Le modèle de gestion est fondé sur l’intégration totale dans la communauté. 100 % du personnel qui travaille avec Nomad Lodge est issu du village adjacent — des gens nés dans la région. Chaque employé travaille 3 à 4 heures par semaine maximum, pour ne pas casser le rythme de vie local. La fierté de participer au projet est réelle : « Il y a une certaine fierté de pouvoir travailler sur le projet, de pouvoir le développer. »
Le chaman de la communauté est intégré au projet comme condition de légitimité locale — pas comme attraction touristique. Sa présence n’est pas mise en scène pour les visiteurs : elle est constitutive du projet lui-même. La réserve indigène est un espace de vie, pas un parc à visiter. Les visiteurs sont accueillis en tant qu’hôtes — avec tout ce que cela implique de réciprocité.
Les résultats
Nomad Lodge propose une expérience de reconnexion à la nature qui s’appuie sur les savoirs indigènes de la forêt amazonienne — slow down, baisse du rythme de vie, réadaptation à un niveau naturel, ouverture de tous les sens. L’échange entre les enfants des visiteurs (souvent des grandes villes) et les enfants du village amazonien est l’un des moments les plus forts de l’expérience. Les revenus générés par le lodge restent intégralement dans la communauté. Le projet est présenté au niveau international — notamment à l’École Hôtelière de Lausanne — comme un modèle d’intégration communautaire dans le tourisme régénératif.

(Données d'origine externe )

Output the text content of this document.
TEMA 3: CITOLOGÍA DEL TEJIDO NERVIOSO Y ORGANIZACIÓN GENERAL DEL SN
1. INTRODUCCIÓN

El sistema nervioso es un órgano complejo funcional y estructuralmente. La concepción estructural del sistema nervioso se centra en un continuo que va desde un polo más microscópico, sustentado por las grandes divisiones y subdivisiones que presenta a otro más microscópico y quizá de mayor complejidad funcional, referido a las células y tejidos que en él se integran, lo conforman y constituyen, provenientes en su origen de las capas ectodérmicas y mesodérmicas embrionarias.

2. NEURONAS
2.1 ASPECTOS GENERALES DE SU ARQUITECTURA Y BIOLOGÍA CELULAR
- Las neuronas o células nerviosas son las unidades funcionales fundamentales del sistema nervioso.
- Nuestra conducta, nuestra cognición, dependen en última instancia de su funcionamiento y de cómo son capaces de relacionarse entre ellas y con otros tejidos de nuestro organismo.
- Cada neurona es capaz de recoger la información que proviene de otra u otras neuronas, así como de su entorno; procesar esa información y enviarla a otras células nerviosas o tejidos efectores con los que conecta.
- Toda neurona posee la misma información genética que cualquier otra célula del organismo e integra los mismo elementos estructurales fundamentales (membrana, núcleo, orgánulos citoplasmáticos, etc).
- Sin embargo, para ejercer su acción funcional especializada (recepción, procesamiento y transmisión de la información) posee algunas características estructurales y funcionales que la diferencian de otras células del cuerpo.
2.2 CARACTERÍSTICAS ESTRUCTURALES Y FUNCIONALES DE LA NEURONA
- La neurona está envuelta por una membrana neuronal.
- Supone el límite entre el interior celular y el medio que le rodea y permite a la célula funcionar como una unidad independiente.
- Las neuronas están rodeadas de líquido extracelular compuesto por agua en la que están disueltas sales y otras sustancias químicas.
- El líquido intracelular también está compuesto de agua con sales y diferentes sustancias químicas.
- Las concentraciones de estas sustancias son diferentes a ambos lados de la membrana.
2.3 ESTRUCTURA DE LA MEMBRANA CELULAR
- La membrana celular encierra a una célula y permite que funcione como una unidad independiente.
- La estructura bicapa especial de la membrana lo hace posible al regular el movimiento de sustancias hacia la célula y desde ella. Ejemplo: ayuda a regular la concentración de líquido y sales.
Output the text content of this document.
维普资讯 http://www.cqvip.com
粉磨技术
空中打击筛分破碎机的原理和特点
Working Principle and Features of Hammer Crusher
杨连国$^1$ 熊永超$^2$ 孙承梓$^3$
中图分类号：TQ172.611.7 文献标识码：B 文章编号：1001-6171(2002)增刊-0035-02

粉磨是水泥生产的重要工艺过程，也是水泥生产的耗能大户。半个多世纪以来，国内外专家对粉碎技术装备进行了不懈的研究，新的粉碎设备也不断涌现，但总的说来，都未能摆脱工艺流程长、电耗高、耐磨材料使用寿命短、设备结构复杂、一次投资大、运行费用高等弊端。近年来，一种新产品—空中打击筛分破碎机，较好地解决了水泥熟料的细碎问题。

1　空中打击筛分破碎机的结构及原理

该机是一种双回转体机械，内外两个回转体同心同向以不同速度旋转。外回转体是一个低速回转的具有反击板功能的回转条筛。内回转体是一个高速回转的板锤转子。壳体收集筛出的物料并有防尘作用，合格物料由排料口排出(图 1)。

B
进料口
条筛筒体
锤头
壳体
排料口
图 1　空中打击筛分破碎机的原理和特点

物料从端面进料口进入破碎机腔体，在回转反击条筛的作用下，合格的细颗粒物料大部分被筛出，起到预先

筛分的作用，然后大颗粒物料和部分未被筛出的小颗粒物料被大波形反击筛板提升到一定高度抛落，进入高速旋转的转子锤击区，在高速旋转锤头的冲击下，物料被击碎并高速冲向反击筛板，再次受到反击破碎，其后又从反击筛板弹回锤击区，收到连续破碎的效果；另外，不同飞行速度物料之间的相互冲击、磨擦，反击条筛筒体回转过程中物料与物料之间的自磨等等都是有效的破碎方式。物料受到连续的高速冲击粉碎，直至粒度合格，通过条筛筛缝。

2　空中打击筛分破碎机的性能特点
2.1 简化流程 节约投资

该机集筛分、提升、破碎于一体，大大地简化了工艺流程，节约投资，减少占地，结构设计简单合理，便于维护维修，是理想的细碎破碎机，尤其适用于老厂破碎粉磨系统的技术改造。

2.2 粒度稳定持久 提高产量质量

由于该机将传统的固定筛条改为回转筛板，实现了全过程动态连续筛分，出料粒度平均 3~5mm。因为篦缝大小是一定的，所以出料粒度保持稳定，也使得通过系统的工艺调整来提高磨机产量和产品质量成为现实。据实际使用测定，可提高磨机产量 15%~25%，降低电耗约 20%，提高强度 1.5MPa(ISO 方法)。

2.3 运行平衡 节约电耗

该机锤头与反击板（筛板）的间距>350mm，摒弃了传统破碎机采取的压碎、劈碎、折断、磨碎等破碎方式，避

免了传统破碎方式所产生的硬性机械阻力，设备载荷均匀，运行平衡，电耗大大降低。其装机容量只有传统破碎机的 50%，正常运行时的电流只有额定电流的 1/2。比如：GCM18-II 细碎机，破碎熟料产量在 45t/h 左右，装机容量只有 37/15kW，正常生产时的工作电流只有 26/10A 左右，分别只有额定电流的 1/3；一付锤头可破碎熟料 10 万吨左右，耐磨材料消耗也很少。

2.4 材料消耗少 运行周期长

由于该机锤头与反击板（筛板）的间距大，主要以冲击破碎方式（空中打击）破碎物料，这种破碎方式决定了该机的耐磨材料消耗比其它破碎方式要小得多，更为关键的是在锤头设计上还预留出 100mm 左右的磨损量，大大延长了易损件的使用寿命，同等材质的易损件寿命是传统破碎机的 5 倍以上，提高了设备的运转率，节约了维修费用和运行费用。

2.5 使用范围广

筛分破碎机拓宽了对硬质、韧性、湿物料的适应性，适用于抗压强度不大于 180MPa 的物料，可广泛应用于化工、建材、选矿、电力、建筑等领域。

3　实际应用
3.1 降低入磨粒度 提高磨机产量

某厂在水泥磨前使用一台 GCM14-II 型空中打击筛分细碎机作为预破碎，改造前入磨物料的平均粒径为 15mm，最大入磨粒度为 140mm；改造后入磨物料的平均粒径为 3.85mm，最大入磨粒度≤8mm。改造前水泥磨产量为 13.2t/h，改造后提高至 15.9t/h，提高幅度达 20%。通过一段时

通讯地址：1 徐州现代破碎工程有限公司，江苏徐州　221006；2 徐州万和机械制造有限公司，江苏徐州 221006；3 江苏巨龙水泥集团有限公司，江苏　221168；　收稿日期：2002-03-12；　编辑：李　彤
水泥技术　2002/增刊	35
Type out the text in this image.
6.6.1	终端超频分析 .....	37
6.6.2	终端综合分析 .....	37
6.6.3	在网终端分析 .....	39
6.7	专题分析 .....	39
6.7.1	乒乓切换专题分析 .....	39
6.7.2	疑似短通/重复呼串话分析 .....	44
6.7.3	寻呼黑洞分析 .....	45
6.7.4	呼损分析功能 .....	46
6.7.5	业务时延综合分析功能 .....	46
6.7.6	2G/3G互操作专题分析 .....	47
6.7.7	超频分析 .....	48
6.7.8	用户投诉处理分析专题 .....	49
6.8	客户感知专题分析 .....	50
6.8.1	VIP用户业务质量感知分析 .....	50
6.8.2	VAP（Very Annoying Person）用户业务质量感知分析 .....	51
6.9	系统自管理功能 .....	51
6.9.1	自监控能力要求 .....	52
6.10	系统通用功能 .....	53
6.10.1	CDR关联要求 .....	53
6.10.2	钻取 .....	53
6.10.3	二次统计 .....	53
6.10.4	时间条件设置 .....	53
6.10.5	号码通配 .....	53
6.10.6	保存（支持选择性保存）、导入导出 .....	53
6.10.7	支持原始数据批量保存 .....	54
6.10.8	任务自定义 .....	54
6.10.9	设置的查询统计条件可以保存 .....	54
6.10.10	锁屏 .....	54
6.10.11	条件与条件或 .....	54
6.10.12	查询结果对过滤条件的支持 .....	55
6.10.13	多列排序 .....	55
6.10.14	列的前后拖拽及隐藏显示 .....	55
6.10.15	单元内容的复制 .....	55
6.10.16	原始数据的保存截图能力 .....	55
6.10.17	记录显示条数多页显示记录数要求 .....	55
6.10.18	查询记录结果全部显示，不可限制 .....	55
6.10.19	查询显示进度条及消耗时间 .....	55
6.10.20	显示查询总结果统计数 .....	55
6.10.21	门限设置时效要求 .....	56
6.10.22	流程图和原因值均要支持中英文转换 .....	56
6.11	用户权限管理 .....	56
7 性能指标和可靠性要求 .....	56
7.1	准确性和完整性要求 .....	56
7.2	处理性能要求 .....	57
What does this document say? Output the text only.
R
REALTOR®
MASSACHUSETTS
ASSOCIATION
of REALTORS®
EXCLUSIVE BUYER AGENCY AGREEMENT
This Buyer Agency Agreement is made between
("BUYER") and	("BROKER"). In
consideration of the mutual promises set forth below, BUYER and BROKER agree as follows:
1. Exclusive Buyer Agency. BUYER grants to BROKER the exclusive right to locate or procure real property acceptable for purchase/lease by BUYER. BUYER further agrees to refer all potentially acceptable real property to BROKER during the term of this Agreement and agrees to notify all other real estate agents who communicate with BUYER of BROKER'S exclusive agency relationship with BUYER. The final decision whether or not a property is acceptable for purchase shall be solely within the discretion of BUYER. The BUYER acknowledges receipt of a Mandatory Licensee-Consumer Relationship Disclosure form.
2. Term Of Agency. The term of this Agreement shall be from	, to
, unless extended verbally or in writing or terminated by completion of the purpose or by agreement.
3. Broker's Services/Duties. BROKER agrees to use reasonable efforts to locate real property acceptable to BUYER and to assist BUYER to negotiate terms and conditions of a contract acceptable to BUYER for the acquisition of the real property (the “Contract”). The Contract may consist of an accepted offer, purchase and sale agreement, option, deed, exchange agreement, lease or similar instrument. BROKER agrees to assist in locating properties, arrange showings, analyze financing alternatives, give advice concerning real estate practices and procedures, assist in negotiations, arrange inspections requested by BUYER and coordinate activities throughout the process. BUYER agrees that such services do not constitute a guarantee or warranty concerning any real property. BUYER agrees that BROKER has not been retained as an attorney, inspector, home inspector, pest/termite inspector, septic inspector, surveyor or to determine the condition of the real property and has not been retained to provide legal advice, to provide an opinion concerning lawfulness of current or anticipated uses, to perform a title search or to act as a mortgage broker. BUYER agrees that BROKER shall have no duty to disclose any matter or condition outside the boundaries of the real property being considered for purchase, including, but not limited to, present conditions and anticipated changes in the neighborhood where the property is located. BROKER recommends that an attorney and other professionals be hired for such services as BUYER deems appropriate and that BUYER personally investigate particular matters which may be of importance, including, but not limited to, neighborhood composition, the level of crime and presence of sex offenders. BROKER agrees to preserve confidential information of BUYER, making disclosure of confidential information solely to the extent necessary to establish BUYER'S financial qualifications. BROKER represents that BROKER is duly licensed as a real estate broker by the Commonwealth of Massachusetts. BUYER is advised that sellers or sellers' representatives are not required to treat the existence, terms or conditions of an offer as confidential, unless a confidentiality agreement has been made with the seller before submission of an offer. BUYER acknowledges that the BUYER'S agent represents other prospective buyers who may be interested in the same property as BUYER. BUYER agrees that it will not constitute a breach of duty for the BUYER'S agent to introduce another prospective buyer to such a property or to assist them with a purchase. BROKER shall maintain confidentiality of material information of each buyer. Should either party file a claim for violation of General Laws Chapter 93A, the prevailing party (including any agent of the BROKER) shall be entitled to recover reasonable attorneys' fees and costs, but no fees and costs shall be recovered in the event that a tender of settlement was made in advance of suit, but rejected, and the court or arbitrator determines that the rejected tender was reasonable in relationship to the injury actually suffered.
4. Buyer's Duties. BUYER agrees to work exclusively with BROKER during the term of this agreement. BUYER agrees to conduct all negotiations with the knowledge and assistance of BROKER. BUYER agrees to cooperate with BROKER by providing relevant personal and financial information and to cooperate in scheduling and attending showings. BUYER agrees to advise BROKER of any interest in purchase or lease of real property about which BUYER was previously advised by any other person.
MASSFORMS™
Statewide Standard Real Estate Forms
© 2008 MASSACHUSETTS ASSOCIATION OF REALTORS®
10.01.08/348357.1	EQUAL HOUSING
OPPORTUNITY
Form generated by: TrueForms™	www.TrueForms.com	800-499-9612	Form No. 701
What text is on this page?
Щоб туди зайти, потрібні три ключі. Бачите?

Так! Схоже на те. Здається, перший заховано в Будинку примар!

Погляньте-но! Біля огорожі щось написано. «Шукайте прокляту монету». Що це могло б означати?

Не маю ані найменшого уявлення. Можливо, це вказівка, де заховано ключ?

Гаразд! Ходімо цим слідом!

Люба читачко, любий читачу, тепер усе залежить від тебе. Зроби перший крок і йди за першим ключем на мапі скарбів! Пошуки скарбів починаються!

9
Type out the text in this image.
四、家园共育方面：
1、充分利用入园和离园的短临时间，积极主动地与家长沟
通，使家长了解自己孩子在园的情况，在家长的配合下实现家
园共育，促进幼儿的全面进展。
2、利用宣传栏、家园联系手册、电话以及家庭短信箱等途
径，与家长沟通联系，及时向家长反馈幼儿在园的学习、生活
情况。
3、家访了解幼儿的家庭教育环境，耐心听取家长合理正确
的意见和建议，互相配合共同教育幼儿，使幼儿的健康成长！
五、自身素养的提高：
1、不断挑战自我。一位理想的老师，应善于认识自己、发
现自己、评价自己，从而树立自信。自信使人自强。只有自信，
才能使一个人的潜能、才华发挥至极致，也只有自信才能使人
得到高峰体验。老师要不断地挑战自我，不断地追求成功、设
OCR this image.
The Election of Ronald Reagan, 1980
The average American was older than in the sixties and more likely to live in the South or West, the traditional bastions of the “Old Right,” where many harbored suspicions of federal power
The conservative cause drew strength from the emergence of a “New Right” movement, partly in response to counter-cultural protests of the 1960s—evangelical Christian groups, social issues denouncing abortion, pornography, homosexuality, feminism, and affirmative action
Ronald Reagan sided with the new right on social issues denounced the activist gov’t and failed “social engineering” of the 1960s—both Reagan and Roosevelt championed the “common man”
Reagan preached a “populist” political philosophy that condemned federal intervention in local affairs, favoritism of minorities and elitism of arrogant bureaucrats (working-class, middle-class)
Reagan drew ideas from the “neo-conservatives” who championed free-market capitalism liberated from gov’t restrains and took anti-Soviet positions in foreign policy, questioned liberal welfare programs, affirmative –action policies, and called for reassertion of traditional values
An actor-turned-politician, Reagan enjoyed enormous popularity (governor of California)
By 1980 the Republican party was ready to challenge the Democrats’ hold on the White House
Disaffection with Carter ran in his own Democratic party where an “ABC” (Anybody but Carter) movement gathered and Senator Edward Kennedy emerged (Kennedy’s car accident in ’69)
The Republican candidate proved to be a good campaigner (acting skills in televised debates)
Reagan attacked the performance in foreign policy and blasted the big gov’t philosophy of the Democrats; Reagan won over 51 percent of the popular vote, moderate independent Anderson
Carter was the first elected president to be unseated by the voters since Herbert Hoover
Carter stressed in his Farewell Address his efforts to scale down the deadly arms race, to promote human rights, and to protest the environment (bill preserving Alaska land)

Le levier principal. L’intégration progressive sur dix ans — pas une ouverture rapide mais une construction du projet avec la communauté dans le temps. C’est ce qui fait que le chaman est partenaire et non attraction, que les empleados sont co-constructeurs et non main-d’œuvre, que le projet survit parce qu’il appartient au territoire.
Assi-Nipi / Pekuakamiulnuatsh — Mashteuiatsh, Canada
La forêt nourricière comme proposition touristique
~1 M$
investis pour développer
le tourisme régénératif innu
70
emplacements dont 20
au cœur d’une forêt nourricière
N4
Capacity Score
Peuples Pekuakamiulnuatsh
Le contexte
Mashteuiatsh est une communauté innue au bord du lac Saint-Jean, au Québec. Les Pekuakamiulnuatsh ont développé depuis des millénaires un rapport à la forêt qui n’est pas celui de la gestion forestière conventionnelle : la forêt n’est pas une ressource à exploiter, c’est un milieu de vie nourricier, un espace de transmission culturelle, un tissu de relations entre espèces humaines et non-humaines. L’écohébergement Assi-Nipi (Ter-Eau) est né de la volonté de la communauté de partager cette vision avec des visiteurs — non pas en la mettant en scène, mais en la faisant vivre.
La démarche
Près d’un million de dollars canadiens ont été investis pour développer un hébergement écologique qui place la forêt nourricière au cœur de l’expérience. Le camping dispose d’environ 70 emplacements dont une vingtaine au cœur de la forêt nourricière elle-même — là où les visiteurs peuvent observer, apprendre et participer aux pratiques de cueillette, de reconnaissance des plantes médicinales et des cycles naturels que les Pekuakamiulnuatsh pratiquent depuis des millénaires.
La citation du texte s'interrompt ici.